Анюта еле дождалась праздника. Но вот наконец-то в садике прошёл утренник, на котором Дед Мороз водил с ними хороводы, а потом дарил подарки. Вчера в доме украсили ёлку, и сегодня ночью должен был наступить самый настоящий Новый Год. По этому случаю к ним пришёл дедушка. Он бывал не часто, потому что, хоть он и старенький, но очень занятой. До полуночи оставалось совсем немного, но даже сейчас он говорил и говорил о своей работе. Она понимала далеко не всё, и, не выдержав, перебила его:
- Деда, а почему ты так смешно назвал своего бизона?
- Не бизона, милая, а бозон. Бозон Пи, - поправил Михаил Петрович, улыбаясь.
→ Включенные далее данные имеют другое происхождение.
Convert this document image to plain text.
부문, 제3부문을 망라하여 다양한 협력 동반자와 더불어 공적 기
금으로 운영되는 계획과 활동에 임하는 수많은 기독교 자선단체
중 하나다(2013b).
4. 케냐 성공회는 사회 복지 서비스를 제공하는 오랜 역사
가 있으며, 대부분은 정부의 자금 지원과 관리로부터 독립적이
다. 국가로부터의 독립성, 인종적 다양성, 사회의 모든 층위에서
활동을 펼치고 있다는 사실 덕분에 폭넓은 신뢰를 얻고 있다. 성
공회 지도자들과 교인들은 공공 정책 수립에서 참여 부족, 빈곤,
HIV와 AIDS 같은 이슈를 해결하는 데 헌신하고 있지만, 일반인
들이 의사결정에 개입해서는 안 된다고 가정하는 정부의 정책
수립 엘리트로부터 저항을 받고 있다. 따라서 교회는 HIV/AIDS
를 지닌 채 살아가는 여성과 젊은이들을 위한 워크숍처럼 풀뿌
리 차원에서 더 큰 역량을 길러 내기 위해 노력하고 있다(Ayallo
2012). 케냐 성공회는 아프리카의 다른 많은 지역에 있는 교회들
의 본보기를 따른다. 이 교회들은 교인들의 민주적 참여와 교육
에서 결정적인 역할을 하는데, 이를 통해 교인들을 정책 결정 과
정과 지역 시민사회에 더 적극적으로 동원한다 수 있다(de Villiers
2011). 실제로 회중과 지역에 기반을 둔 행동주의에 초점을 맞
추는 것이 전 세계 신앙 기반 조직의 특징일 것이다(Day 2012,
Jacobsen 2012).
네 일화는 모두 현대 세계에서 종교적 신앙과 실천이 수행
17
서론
- Так почему? Он что - пищит? - Она тут же представила малюсенького такого бизончика с прозрачными крылышками, по- комариному звенящего "пи-пи-пи".
- Нет, Анютка, не пищит.
Почувствовав, как он вдруг стал каким-то далёким и грустным, она нетерпеливо заёрзала на его коленях. Мимо них к большому, накрытому красивой скатертью столу, скользнула мама, чтобы помочь папе расставить тарелки и фужеры. Михаил Петрович залюбовался сыном с невесткой и, ласково поглаживая Анюту по чёрным кудряшкам, стал рассказывать:
- Когда-то жила одна удивительная женщина - Полина Ивановна Пестова... А по первым буквам имени и отчества - Пи. Particula Idealis. Эта фундаментальная частица так названа в память о ней. Потому что на самом деле это её открытие. Её идея...
Из всего сказанного Анюта поняла только то, что дедушка очень скучает по этой Полине Ивановне, поэтому спросила:
- А сейчас она где?
- Её давно нет, - тихо ответил он.
- Умерла? - уточнила Анюта, со смесью удивления и ужаса широко распахнув глазки.
- Да, но ты не расстраивайся, - непонятно кого - её или себя - попросил он, - люди умирают не целиком. Теперь это точно известно. Существование бозона Пи как раз доказывает, что информационное поле... Впрочем, - осёкся Михаил Петрович, - просто запомни, что люди питают идеи, которые продолжают жить и после их смерти.
- Деда, ты запутался! Получается, что Полина Ивановна есть, а ты сказал, что её нет.
Вошла бабушка, ловко неся сразу несколько наполненных салатниц.
- Конечно, Полина Ивановна есть, - согласилась она с внучкой, - твой дед её очень любит. А разве можно любить того, кого нет?
- Бабуль, а как же ты? Он же любит тебя!
- Так то - другое! Подрастёшь - поймёшь, - пресекла она её дальнейшие расспросы.
Анюта вздохнула, понимая, что от бабушки ей уже ничего не узнать, тем более что та снова ушла на кухню, поэтому опять переключилась на дедушку:
- Скажи, а если думаешь о ком-то - это идея?
- Да, родная. - Кивнул он.
- Так вот же: подумал про Полину Ивановну - она есть. Перестал думать - её нет. Но ты же не перестанешь?
Михаил Петрович проглотил комок, вдруг подкативший к горлу:
- Ни за что не перестану, Анюта...
- Вот и хорошо, - успокоилась она, - пусть живёт дальше.